Con l’arrivo a Berbera del mercantile As Salaam, Sono 29000 le tonnellate di aiuti umanitari del Programma Mondiale per l’Alimentazione (WFP) trasportate dal mercantile As Salaam a Berbera. Si tratta soprattutto di cbo che è stato trasportato in Somalia con la scorta di navi NATO. Sono sette le missioni di scorta in supporto del WFP condotte da navi NATO da quando l’Alleanza ha dato inizio all’operazione Allied Provider lo scorso 24 ottobre.

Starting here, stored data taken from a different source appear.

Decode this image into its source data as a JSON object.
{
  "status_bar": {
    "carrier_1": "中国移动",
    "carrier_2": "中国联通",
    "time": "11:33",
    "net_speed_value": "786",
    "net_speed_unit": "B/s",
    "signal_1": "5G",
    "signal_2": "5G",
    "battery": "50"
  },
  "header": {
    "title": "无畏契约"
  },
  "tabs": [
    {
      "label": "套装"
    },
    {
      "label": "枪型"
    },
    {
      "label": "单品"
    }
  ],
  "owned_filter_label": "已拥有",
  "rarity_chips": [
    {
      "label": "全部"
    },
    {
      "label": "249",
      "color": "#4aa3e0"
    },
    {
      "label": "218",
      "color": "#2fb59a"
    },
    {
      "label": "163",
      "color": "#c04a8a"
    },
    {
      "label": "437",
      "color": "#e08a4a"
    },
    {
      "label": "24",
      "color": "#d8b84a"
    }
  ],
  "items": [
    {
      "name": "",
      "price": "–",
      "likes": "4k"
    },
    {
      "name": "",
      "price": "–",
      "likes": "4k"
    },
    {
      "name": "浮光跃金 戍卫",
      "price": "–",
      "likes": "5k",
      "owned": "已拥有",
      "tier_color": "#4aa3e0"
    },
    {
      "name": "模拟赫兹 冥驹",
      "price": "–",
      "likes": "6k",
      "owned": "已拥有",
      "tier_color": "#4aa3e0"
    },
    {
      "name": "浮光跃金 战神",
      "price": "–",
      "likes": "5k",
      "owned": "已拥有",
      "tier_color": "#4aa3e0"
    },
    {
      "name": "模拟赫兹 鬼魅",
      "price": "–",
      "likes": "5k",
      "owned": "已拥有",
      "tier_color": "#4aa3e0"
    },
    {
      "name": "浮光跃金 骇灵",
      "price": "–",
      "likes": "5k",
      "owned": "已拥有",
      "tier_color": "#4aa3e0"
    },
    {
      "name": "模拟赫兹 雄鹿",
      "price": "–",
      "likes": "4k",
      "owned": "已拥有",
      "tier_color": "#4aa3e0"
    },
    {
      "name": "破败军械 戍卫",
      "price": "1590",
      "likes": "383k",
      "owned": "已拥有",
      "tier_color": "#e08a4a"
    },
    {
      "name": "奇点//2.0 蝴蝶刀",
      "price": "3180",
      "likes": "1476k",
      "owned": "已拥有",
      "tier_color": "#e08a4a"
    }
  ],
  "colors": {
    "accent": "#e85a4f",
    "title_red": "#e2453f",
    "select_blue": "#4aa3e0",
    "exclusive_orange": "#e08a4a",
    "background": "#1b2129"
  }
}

Il mercantile As Salaam aveva lasciato il porto di Mombasa lo scorso 20 novembre con un carico di 11000 tonnellate di aiuti umanitari, scortata dalla fregata turca Gokova. Il 27 novembre il cacciatorpediniere Durand de la Penne è subentrato nella missione di scorta ed ha accompagnato la nave a Berbera. Entrambe le unità mlitari fanno parte del Secondo Gruppo Marittimo Permanente della NATO (SNMG2) comandato dal Contrammiraglio Giovanni Gumiero che ha anche il comando tattico dell’operazione Allied Provider nell’Oceano Indiano.
L’operazione è stata lanciata in risposta ad una richiesta del segretario generale dell’ONU. La sua missione è svolgere operazioni marittime al largo delle coste somale per consentire al WFP di adempiere alla propria missione di fornire aiuti umanitari e per contribuire alla deterrenza ed alla difesa nei confronti delle attività di pirateria.
In occasione delle sette missioni di scorta già svolte la protezione ravvicinata da parte di unità militari NATO ha scoraggiato qualsiasi intento ostile e non è stato segnalato alcun incidente. “Più di 2 milioni di somali potrebbero soffrire la fame senza questa protezione” ha dichiarato il WFP qualche settimana fa.